Ibrahim Traoré : le Burkina Faso doit tourner la page de la démocratie
Ibrahim Traoré : le Burkina Faso doit tourner la page de la démocratie

Le capitaine Ibrahim Traoré, à la tête du Burkina Faso depuis trois ans, a clairement indiqué lors d’une interview télévisée que la démocratie n’était pas adaptée à son pays. Dans un discours sans équivoque, il a appelé la population burkinabé à abandonner toute ambition démocratique au profit d’un modèle qu’il qualifie de révolution panafricaine.
« Les citoyens doivent oublier la démocratie, elle ne nous convient pas », a-t-il déclaré avec force. Selon lui, ce système politique n’est pas viable pour le Burkina Faso, un point de vue qu’il étaye en pointant du doigt des exemples comme la Libye, où l’imposition de la démocratie par l’Occident a conduit à un chaos durable après la chute de Mouammar Kadhafi.
Traoré, qui s’affirme comme un leader anti-impérialiste, a précisé que la junte militaire ne comptait pas rétablir l’ordre constitutionnel comme initialement prévu en 2024. À la place, il a annoncé une prolongation de cinq ans de son mandat, repoussant ainsi toute perspective de retour à la normale.
Cette déclaration s’inscrit dans un contexte de durcissement politique : en janvier dernier, les autorités burkinabées ont interdit tous les partis politiques, les jugeant incompatibles avec leur projet de « refondation de l’État ». Traoré a justifié cette mesure en qualifiant les hommes politiques traditionnels de « menteurs et manipulateurs », incapables de servir l’intérêt national.
Une vision panafricaine et une rupture avec l’Occident
Lors de cette interview, le chef de l’État a détaillé sa vision d’un nouveau système politique fondé sur la souveraineté totale, le patriotisme et la mobilisation des forces vives du pays. Il insiste sur la nécessité d’une autonomie économique et militaire, affirmant que les Burkinabés devront fournir des efforts colossaux pour rattraper leur retard.
« Nous ne cherchons pas à copier d’autres modèles. Nous voulons tout transformer », a-t-il martelé. Son discours a résonné auprès d’une frange de la population, séduite par son discours panafricaniste et sa critique acerbe de l’influence occidentale.

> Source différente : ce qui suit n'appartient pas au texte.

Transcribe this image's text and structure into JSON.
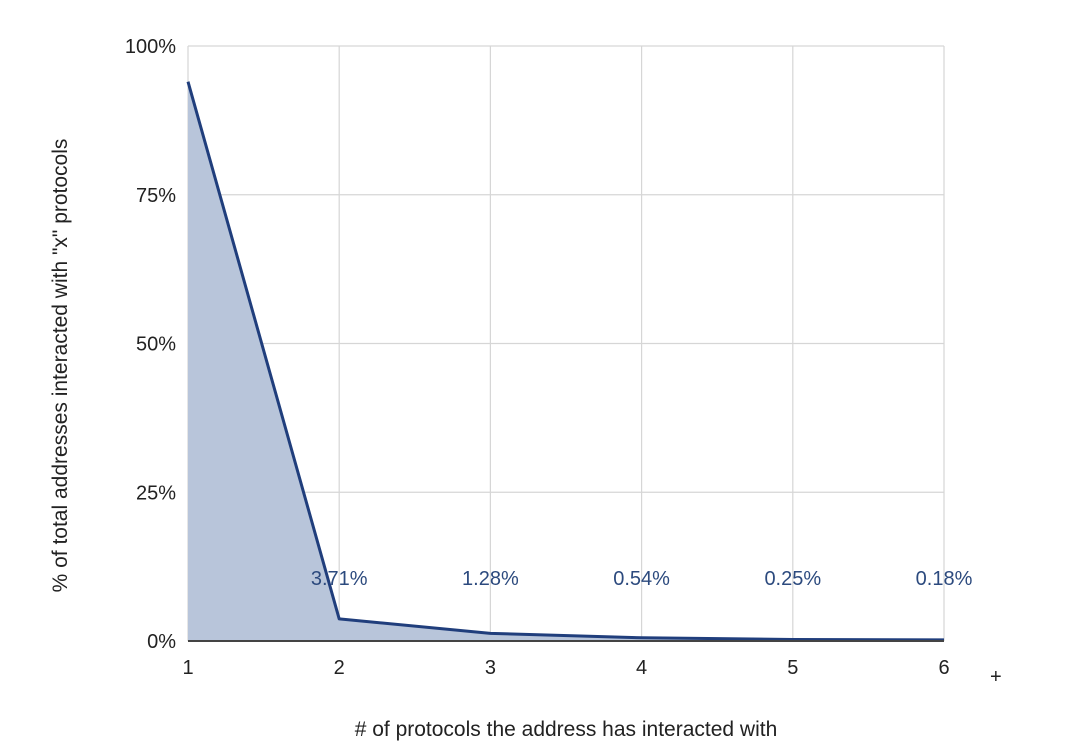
{
  "chart_data": {
    "type": "area",
    "x": [
      1,
      2,
      3,
      4,
      5,
      6
    ],
    "values": [
      94,
      3.71,
      1.28,
      0.54,
      0.25,
      0.18
    ],
    "data_labels": [
      "",
      "3.71%",
      "1.28%",
      "0.54%",
      "0.25%",
      "0.18%"
    ],
    "x_tick_labels": [
      "1",
      "2",
      "3",
      "4",
      "5",
      "6"
    ],
    "x_last_suffix": "+",
    "y_ticks": [
      0,
      25,
      50,
      75,
      100
    ],
    "y_tick_labels": [
      "0%",
      "25%",
      "50%",
      "75%",
      "100%"
    ],
    "ylim": [
      0,
      100
    ],
    "xlim": [
      1,
      6
    ],
    "xlabel": "# of protocols the address has interacted with",
    "ylabel": "% of total addresses interacted with \"x\" protocols",
    "title": "",
    "grid": true,
    "legend": "none",
    "colors": {
      "line": "#203e7c",
      "fill": "#b8c5da",
      "label": "#2c4a7e",
      "grid": "#d6d6d6"
    }
  }
}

Le Burkina Faso n’est pas isolé dans cette démarche. Depuis 2020, plusieurs pays de la région, dont le Mali et le Niger, ont rompu avec la France et l’Europe, se tournant vers la Russie pour obtenir un soutien militaire dans leur lutte contre les groupes jihadistes. Pourtant, malgré ces alliances stratégiques, l’insécurité persiste, avec des violences quotidiennes qui continuent de faire des victimes.
Des méthodes controversées et une répression accrue
Traoré n’a pas hésité à réprimer toute forme de dissidence pendant son règne. Opposants politiques, médias indépendants et société civile ont été la cible de mesures restrictives. Des rapports d’ONG accusent même son gouvernement d’envoyer des critiques sur les lignes de front des combats, les exposant ainsi à des dangers mortels.

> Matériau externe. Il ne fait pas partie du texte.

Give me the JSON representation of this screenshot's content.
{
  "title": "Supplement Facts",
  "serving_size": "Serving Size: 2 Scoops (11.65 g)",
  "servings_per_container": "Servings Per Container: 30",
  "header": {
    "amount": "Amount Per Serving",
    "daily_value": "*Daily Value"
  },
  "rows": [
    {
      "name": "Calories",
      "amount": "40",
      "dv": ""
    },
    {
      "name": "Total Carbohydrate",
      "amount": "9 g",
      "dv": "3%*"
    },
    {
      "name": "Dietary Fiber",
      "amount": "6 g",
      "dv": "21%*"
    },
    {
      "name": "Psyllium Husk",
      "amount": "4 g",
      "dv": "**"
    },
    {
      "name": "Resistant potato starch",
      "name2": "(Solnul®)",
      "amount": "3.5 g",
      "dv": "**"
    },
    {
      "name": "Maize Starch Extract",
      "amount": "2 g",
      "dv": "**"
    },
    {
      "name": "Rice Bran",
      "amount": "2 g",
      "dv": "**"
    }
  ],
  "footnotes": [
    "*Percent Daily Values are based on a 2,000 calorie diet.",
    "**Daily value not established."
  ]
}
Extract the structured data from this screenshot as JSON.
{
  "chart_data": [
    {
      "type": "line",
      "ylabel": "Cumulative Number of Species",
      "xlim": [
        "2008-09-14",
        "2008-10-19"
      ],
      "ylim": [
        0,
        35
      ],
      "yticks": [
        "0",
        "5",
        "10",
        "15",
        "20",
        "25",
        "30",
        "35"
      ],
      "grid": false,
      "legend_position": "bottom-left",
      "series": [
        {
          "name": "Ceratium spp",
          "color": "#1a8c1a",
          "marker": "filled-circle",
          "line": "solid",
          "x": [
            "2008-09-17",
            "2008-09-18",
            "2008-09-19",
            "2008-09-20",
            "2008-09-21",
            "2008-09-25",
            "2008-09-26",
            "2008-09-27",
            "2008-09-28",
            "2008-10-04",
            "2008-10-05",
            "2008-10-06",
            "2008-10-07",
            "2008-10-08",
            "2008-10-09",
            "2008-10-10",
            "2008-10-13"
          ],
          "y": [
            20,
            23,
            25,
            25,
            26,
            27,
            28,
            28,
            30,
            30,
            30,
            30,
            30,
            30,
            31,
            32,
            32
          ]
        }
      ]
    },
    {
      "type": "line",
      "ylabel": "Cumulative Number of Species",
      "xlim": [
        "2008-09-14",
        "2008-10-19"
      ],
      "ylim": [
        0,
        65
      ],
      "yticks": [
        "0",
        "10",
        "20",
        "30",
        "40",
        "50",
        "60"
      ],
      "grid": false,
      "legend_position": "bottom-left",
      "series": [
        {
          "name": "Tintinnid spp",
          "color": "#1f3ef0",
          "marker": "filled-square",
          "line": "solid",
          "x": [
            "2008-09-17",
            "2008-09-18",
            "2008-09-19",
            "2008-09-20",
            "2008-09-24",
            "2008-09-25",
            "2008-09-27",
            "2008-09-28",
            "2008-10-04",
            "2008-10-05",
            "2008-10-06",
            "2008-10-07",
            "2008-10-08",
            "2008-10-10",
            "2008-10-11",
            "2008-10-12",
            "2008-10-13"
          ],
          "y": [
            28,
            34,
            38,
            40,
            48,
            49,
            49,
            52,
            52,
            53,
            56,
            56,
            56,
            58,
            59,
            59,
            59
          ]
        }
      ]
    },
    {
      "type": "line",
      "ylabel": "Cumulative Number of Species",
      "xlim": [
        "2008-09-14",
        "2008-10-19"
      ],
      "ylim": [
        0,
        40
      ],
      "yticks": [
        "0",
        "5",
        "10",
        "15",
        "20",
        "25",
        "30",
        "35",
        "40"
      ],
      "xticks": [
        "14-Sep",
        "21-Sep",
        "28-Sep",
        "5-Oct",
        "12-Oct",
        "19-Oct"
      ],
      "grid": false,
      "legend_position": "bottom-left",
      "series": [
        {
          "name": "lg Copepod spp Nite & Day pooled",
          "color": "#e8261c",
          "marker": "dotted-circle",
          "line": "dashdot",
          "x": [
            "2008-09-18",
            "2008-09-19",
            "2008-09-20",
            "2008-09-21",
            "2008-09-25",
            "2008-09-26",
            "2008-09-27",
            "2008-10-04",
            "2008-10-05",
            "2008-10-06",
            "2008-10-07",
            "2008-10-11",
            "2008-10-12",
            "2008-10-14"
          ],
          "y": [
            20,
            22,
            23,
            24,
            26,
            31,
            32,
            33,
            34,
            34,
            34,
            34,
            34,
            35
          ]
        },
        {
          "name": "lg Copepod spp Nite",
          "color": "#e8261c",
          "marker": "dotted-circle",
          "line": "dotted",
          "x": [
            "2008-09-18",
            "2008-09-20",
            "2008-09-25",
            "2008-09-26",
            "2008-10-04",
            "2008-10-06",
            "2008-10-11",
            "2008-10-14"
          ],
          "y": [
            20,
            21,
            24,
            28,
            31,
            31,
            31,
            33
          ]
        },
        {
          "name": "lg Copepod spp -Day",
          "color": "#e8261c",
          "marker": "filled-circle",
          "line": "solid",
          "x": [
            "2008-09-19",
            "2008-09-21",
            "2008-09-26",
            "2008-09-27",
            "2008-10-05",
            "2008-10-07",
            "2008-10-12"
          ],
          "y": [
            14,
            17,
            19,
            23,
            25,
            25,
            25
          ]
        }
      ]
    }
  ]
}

Selon Human Rights Watch, plus de 1 800 civils ont péri au Burkina Faso depuis le coup d’État de 2023. L’organisation attribue deux tiers de ces morts à l’armée et aux milices alliées, le reste étant imputé aux groupes armés islamistes. Ces chiffres illustrent l’ampleur des tensions internes et des violences qui secouent le pays.
Malgré ce bilan humain lourd, Ibrahim Traoré conserve un soutien certain en Afrique, notamment pour son opposition affichée à l’héritage colonial et à la domination occidentale sur le continent.
Son discours, à la fois radical et mobilisateur, redéfinit les contours d’un pouvoir militaire qui se veut révolutionnaire, mais qui s’éloigne chaque jour un peu plus des principes démocratiques traditionnels.